When we turn to the race as a problem in reality, the method of limits is inadequate if we insist on modelling space as a mathematically continuous existent. We can then no longer avoid the necessity for summing actual existent infinities. The Tortoise is overtaken, and if we insist on summing the series of diminishing distances, we do have an actual infinity to sum. The rigorous theoretic underpinnings of the mathematical model have been undercut by reality itself. The model is no longer applicable.
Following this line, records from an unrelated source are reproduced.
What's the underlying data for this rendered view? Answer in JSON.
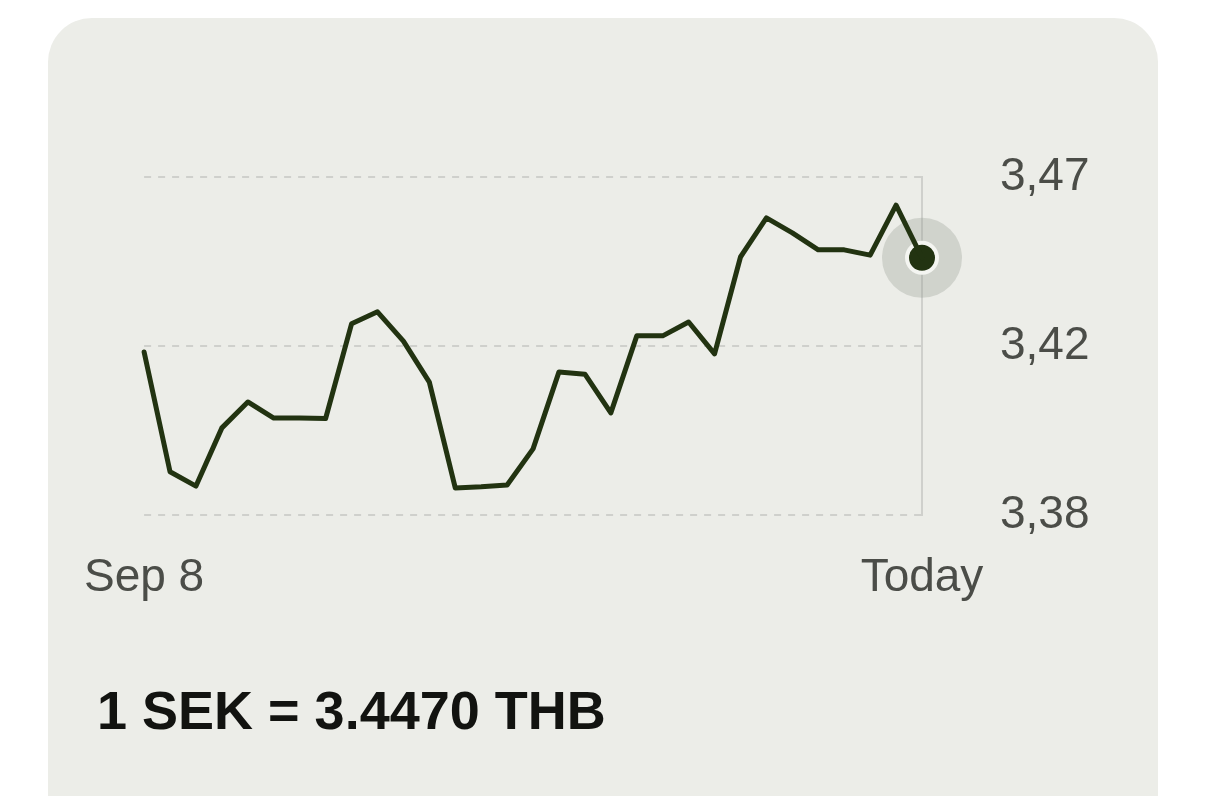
{
  "chart_data": {
    "type": "line",
    "title": "1 SEK = 3.4470 THB",
    "categories": [
      "Sep 8",
      null,
      null,
      null,
      null,
      null,
      null,
      null,
      null,
      null,
      null,
      null,
      null,
      null,
      null,
      null,
      null,
      null,
      null,
      null,
      null,
      null,
      null,
      null,
      null,
      null,
      null,
      null,
      null,
      null,
      "Today"
    ],
    "series": [
      {
        "type": "line",
        "color": "#223311",
        "values": [
          3.4219,
          3.39,
          3.3862,
          3.4017,
          3.4086,
          3.4043,
          3.4043,
          3.4042,
          3.4294,
          3.4326,
          3.4248,
          3.4139,
          3.3857,
          3.386,
          3.3865,
          3.3961,
          3.4166,
          3.416,
          3.4057,
          3.4262,
          3.4262,
          3.4299,
          3.4214,
          3.4472,
          3.4576,
          3.4536,
          3.4491,
          3.4491,
          3.4477,
          3.461,
          3.447
        ]
      },
      {
        "type": "scatter",
        "color": "#223311",
        "marker": "circle",
        "x": [
          "Today"
        ],
        "values": [
          3.447
        ]
      }
    ],
    "ylim": [
      3.3785,
      3.4685
    ],
    "yticks": [
      {
        "value": 3.3785,
        "label": "3,38"
      },
      {
        "value": 3.4235,
        "label": "3,42"
      },
      {
        "value": 3.4685,
        "label": "3,47"
      }
    ],
    "grid": "y",
    "line_style": "solid"
  }
}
This is the basis for my alternative quantum model resolution.

To appreciate the force of these arguments, we must have a healthy respect for the dangers inherent in any use of `infinity'. Many of the problems in the foundations of mathematics arose from an uncritical acceptance of completed infinities, not just as existents but even as concepts.

As existents, in reality, there is no place for actual infinities and completed infinite processes. These terms are non-concepts and it is one of Objectivism's greatest strengths that it has never wavered from this realization. Conceptually, infinity can only mean `some -- and more', it is a process. No limitations -- a completed infinity -- means no identity, no existent, no reality, no definition, and no meaning.

I would recommend, as a further `exercise', a critical reading of Rudy Rucker's Infinity and the Mind. He explores at length various conceptual, mathematical, and 'actual' infinities. He states that he does not know, but is sympathetic to the possibility, of existent infinities. See if you can find any demonstrations of such entities that survive close scrutiny.